PRESIDENTE OBAMA: Pois é, você pensou... pensou que não estávamos mais debatendo o nazismo? Pensou que isso tivesse terminado lá atrás, em 1945?

BRUCE SPRINGSTEEN: Essas coisinhas, sabe?

PRESIDENTE OBAMA: Sei, sim.

BRUCE SPRINGSTEEN: Descobrir que isso não circula só nas extremidades, mas que passando pelo coração do país... Isso é um chamado às armas, e nos faz ver claramente quanto trabalho temos pela frente.

PRESIDENTE OBAMA: Sempre digo às pessoas que acredito na trajetória ascendente da humanidade. Mas não creio que seja uma linha reta e constante.

BRUCE SPRINGSTEEN: É muito torta.

PRESIDENTE OBAMA: Segue em zigue-zagues, volta atrás, dá piruetas...

BRUCE SPRINGSTEEN: O arco da história, não é mesmo?

PRESIDENTE OBAMA: O arco do universo moral, que aponta para a justiça, mas não em linha reta. Pode se afastar. E isso vale para toda a nossa história.

Conversamos sobre direitos civis, conversamos sobre rock, sobre música e sobre transformações sociais.

BRUCE SPRINGSTEEN: Certo.

PRESIDENTE OBAMA: Pois bem, vamos dar uma aliviada: melhores músicas de protesto. As melhores três, quatro ou cinco, quantas você puder lembrar...

BRUCE SPRINGSTEEN: "Fight the Power", do Public Enemy.

PRESIDENTE OBAMA: Essa é muito boa.

BRUCE SPRINGSTEEN: Acrescentaria "Anarchy in the UK" ou "God Save the Queen" dos Sex Pistols. São grandes músicas de protesto.

PRESIDENTE OBAMA: "Maggie's Farm" é uma grande música de protesto...

BRUCE SPRINGSTEEN: Maravilhosa!

PRESIDENTE OBAMA: I ain't gonna work on Maggie's farm no more.

BRUCE SPRINGSTEEN: Cantou bem.

PRESIDENTE OBAMA: "A Change Is Gonna Come", de Sam Cooke.

BRUCE SPRINGSTEEN: Linda.

PRESIDENTE OBAMA: Quando ele começa a cantar, é uma coisa.

BRUCE SPRINGSTEEN: Tem muita dor histórica ali. Mas quanta elegância e generosidade na voz dele.

PRESIDENTE OBAMA: E Billie Holiday cantando "Strange Fruit".

BRUCE SPRINGSTEEN: Bum! Vai para o topo da lista.

PRESIDENTE OBAMA: Sabe qual é uma grande música de protesto que as pessoas não entendem como uma música de protesto?

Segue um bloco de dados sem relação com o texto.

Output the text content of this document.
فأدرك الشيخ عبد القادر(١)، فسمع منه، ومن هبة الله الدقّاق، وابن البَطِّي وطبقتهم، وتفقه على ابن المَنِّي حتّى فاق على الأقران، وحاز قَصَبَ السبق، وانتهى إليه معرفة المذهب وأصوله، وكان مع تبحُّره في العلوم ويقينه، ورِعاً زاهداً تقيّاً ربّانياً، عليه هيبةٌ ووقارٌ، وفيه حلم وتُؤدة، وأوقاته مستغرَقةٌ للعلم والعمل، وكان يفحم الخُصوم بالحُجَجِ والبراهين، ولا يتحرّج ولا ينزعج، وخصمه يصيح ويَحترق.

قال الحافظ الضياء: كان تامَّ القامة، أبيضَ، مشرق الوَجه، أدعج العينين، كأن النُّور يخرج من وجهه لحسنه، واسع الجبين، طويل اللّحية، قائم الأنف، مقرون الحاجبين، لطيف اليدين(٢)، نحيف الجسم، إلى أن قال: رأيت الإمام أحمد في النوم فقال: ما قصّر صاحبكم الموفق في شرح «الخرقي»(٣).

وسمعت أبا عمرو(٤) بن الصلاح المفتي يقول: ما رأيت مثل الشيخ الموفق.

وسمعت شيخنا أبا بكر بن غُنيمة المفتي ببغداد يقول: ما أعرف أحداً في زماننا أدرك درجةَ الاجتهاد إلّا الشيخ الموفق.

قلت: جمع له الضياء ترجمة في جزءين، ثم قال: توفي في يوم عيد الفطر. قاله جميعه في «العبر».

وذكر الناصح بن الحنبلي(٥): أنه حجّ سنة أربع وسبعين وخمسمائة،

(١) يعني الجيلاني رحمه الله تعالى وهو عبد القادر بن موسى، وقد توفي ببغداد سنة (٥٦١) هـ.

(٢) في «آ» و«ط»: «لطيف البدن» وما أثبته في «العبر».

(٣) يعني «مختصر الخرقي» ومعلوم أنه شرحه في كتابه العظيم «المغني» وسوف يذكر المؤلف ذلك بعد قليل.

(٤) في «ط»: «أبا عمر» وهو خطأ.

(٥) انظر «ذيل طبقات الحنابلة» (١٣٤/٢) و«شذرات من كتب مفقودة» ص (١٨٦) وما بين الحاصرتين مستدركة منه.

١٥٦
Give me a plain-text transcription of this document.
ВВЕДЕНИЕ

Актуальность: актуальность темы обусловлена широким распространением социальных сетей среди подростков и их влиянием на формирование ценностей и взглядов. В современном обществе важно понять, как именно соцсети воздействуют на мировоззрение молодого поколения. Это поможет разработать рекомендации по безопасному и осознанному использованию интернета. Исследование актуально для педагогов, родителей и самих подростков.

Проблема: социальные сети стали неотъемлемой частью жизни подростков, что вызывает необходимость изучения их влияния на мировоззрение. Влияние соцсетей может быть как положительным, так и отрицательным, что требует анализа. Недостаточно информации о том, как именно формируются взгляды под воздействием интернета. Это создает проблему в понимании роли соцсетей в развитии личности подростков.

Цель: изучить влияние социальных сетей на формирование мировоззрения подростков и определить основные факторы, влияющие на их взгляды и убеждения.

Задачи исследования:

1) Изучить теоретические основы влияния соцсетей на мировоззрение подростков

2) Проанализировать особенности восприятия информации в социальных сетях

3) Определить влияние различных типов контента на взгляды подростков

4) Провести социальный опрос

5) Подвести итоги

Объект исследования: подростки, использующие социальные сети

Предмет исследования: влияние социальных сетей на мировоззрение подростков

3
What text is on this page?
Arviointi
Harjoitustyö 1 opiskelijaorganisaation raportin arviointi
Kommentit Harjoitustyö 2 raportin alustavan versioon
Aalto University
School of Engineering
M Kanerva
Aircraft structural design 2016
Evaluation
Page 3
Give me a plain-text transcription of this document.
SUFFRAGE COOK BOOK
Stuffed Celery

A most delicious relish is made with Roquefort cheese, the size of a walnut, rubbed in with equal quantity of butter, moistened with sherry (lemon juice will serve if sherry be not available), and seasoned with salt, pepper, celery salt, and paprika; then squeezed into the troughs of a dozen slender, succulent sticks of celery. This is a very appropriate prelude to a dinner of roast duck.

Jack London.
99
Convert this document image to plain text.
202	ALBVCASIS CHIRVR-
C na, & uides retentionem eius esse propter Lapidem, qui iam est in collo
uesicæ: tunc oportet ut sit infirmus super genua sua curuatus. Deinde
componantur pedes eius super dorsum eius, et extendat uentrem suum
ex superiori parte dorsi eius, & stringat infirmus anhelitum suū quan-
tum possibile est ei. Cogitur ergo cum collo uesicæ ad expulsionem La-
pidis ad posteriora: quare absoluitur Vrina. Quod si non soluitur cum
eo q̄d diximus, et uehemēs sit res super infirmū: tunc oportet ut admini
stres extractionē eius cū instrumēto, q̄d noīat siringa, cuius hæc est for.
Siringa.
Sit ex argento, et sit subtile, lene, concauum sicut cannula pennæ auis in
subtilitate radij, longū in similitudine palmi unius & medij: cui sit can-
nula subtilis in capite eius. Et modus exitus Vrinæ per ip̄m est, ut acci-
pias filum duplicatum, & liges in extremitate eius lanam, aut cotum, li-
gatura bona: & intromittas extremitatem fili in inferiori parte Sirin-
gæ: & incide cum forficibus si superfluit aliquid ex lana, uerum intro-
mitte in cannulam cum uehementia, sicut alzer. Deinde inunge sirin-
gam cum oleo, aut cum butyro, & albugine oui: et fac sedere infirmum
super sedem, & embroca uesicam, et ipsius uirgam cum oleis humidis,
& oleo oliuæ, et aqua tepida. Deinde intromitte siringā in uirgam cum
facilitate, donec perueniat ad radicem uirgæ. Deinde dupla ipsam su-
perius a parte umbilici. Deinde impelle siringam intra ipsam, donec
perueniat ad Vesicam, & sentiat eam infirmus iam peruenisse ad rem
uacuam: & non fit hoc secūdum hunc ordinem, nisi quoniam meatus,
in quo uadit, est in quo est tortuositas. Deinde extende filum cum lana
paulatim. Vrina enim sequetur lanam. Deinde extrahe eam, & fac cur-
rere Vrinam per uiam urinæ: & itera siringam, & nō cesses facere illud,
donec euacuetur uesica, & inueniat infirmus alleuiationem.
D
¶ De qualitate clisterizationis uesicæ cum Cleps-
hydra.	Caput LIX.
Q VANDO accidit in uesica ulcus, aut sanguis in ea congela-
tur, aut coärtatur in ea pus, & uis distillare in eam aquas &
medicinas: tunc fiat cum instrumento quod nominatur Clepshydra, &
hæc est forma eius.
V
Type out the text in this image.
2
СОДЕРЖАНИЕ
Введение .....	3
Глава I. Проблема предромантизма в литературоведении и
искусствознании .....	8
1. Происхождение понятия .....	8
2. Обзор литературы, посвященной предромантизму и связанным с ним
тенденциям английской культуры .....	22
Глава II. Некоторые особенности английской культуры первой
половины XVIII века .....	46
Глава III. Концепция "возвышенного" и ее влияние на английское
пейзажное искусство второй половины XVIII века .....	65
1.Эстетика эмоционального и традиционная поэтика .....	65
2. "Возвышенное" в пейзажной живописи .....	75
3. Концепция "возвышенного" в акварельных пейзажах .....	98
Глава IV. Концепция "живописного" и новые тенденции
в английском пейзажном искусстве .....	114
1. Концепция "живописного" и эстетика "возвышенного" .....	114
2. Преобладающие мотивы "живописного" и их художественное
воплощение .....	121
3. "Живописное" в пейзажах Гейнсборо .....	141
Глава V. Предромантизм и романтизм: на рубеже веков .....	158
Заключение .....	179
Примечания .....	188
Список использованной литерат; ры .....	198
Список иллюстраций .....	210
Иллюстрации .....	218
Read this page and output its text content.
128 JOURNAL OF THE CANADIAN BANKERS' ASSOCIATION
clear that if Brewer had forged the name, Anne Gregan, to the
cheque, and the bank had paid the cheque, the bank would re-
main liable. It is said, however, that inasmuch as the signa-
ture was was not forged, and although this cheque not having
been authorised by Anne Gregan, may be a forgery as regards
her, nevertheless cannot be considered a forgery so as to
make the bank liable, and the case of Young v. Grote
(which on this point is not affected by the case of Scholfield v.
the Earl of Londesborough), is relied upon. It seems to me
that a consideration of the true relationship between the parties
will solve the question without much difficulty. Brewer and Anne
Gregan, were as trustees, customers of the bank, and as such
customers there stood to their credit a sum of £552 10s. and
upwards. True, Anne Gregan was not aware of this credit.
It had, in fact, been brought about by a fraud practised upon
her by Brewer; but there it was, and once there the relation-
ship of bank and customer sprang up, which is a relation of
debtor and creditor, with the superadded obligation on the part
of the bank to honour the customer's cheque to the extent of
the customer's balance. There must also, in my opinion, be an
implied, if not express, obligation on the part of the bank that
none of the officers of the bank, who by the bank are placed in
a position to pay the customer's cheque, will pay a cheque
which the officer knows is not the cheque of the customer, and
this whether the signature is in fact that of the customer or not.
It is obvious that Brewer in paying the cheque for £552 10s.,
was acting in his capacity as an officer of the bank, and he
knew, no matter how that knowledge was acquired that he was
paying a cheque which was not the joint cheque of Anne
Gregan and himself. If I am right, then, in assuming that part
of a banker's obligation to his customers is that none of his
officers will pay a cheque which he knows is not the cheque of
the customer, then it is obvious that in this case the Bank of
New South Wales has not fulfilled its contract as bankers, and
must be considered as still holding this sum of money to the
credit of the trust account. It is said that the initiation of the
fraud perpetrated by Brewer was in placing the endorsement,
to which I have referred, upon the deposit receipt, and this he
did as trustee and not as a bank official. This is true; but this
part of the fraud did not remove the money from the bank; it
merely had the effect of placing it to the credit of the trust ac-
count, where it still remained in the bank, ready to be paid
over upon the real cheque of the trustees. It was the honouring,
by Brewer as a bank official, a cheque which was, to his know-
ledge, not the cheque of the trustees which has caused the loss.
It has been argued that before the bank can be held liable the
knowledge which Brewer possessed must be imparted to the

BRUCE SPRINGSTEEN: Qual é?

PRESIDENTE OBAMA: "Respect", cantada pela Aretha Franklin. R-E-S-P-E-C-T, né? É uma música de protesto.

BRUCE SPRINGSTEEN: Uma das melhores.

PRESIDENTE OBAMA: Ela está dizendo para todos os homens: "Toma tento!". Mas não é uma lição de moral.

BRUCE SPRINGSTEEN: Não. Acho que minhas músicas de protesto prediletas são as que captam um determinado espírito, mais do que as que contêm uma diatribe ou um dogma específico.

Manuscrito de 'American Skin' - Springsteen Personal Archives/ NBS - Springsteen Personal Archives/ NBS
Imagem: Springsteen Personal Archives/ NBS

PRESIDENTE OBAMA: Bem, aqui está um bom exemplo. "American Skin" é sobre um evento bastante específico. Um sinal de nossos tempos, apesar de infelizmente a história ter se repetido muitas vezes desde então e muita gente talvez não se lembre exatamente do que aconteceu.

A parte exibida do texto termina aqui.